6.  Where the doctor is aware that an arrangement under regulation 31(2) is about to be terminated under regulation 31(5) he shall take all reasonable steps to ensure that the woman is informed of the manner in which she may make a further such arrangement with another doctor.

7.  The doctor shall be relieved of his obligations under paragraph 1, 2, 3 or 4, as the case may be–

(a)during any period when the woman is outside the doctor’s practice area and is not present at any other place where, pursuant to paragraph 13 of the terms of service, the doctor is obliged to visit and treat her;

(b)where it is proposed that the woman’s labour should take place in a hospital, to the extent that responsibility for her care has been taken over by the hospital; and

(c)where the woman has been admitted to a hospital as an in-patient, to the extent that her care has been taken over by the hospital.

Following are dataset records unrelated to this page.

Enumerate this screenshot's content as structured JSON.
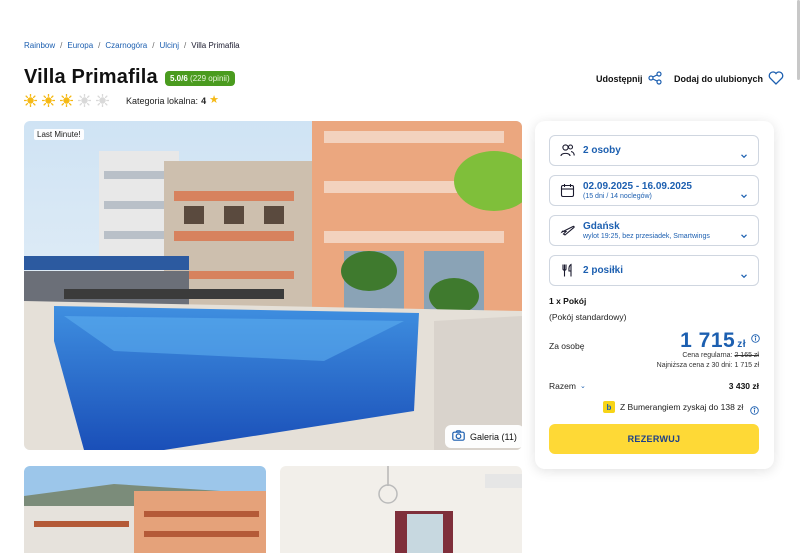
{
  "breadcrumb": {
    "items": [
      "Rainbow",
      "Europa",
      "Czarnogóra",
      "Ulcinj"
    ],
    "current": "Villa Primafila",
    "separator": "/"
  },
  "hotel": {
    "name": "Villa Primafila",
    "rating_score": "5.0/6",
    "rating_opinions": "(229 opinii)",
    "suns_filled": 3,
    "suns_total": 5,
    "local_category_label": "Kategoria lokalna:",
    "local_category_value": "4"
  },
  "actions": {
    "share_label": "Udostępnij",
    "favorite_label": "Dodaj do ulubionych"
  },
  "gallery": {
    "badge": "Last Minute!",
    "button_label": "Galeria (11)"
  },
  "booking": {
    "persons": "2 osoby",
    "dates": "02.09.2025 - 16.09.2025",
    "dates_sub": "(15 dni / 14 noclegów)",
    "departure": "Gdańsk",
    "departure_sub": "wylot 19:25, bez przesiadek, Smartwings",
    "meals": "2 posiłki",
    "room_title": "1 x Pokój",
    "room_type": "(Pokój standardowy)",
    "per_person_label": "Za osobę",
    "price": "1 715",
    "currency": "zł",
    "regular_price_label": "Cena regularna:",
    "regular_price": "2 165 zł",
    "lowest_price_text": "Najniższa cena z 30 dni: 1 715 zł",
    "total_label": "Razem",
    "total_value": "3 430 zł",
    "bumerang_text": "Z Bumerangiem zyskaj do 138 zł",
    "reserve_label": "REZERWUJ"
  },
  "colors": {
    "brand_blue": "#1c5fb0",
    "rating_green": "#4a9b1f",
    "cta_yellow": "#fed936",
    "sun_yellow": "#f5b915"
  }
}
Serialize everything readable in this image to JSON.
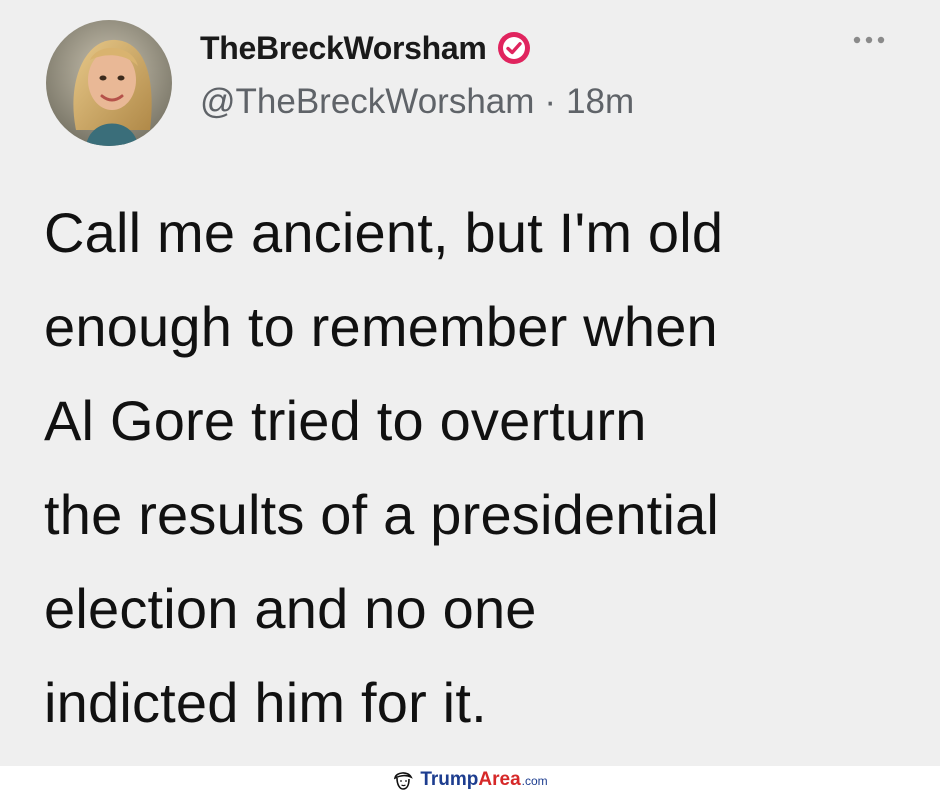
{
  "tweet": {
    "display_name": "TheBreckWorsham",
    "handle": "@TheBreckWorsham",
    "separator": "·",
    "timestamp": "18m",
    "text": "Call me ancient, but I'm old\nenough to remember when\nAl Gore tried to overturn\nthe results of a presidential\nelection and no one\nindicted him for it.",
    "verified_badge_color": "#e0245e",
    "avatar_icon": "profile-photo",
    "more_icon": "ellipsis-icon"
  },
  "watermark": {
    "part1": "Trump",
    "part2": "Area",
    "part3": ".com",
    "icon": "trump-face-icon"
  },
  "colors": {
    "card_background": "#efefef",
    "text_primary": "#111111",
    "text_secondary": "#5f6368"
  }
}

8.  Nothing in the foregoing shall affect the responsibility of the doctor on whose list the name of the woman receiving maternity medical services is included for the provision of treatment necessary for her general health.”

Explanatory Note

(This note is not part of the Regulations)
These Regulations further amend the National Health Service (General Medical Services) (Scotland) Regulations 1995 (“the principal Regulations”) which regulate the terms on which general medical services are provided under the National Health Service (Scotland) Act 1978.
Regulations 4, 5 and 6 introduce new arrangements for maternity medical services and the obligations of a doctor who has undertaken to provide such services. Maternity medical services are defined to comprise four component parts and a doctor who undertakes to provide maternity medical services may undertake to do so in respect of any or all of those parts.
Regulation 5 also amends the doctors' terms of service in relation to a doctor’s obligations where he uses the services of an organisation providing deputy doctors. While a doctor has to notify the Health Board of any arrangements he may make with such an organisation, he no longer has to obtain the prior consent of the Health Board. The Regulations require a doctor himself to ensure that the services provided by an organisation providing deputy doctors are adequate and appropriate and that its doctors are suitably qualified and trained and have not been either disqualified or suspended from practice by the NHS Tribunal. There is provision enabling the Health Board to ask a doctor for evidence that he is complying with this obligation, to alert the doctor to any concerns it may have and, if need be, to require the doctor to bring his arrangement with an organisation providing deputy doctors to an end.
Regulation 7 removes information about a doctor’s health promotion activities from the list of information which doctors are required to include in their annual reports to Health Boards.
Regulations 2 and 3 contain drafting amendments consequential on the subsequent regulations.


(1)
1978 c. 29; section 2(5) was amended by the National Health Service and Community Care Act 1990 (c. 19) (“the 1990 Act”), Schedule 9, paragraph 19(1); section 19 was amended by the Health Services Act 1980 (c. 53) (“the 1980 Act”), section 7, by the Health and Social Services and Social Security Adjudications Act 1983 (c. 41) (“the 1983 Act”), Schedule 7, paragraph 2, by the Medical Act 1983 (c. 54), Schedule 5, paragraph 17(a) and by the 1990 Act, section 37 and is to be read with the Health and Medicines Act 1988 (c. 49), section 17; section 105(7) was amended by the 1980 Act, Schedule 6, paragraph 5 and Schedule 7 and by the 1983 Act, Schedule 9, paragraph 24; see section 108(1) for the definitions of “prescribed” and “regulations”.

(2)
S.I. 1995/416 amended by S.I. 1995/3199, 1996/842 and 1504.

(3)
S.I. 1994/3130.

(4)
S.I. 1994/3130, amended by S.I. 1995/414.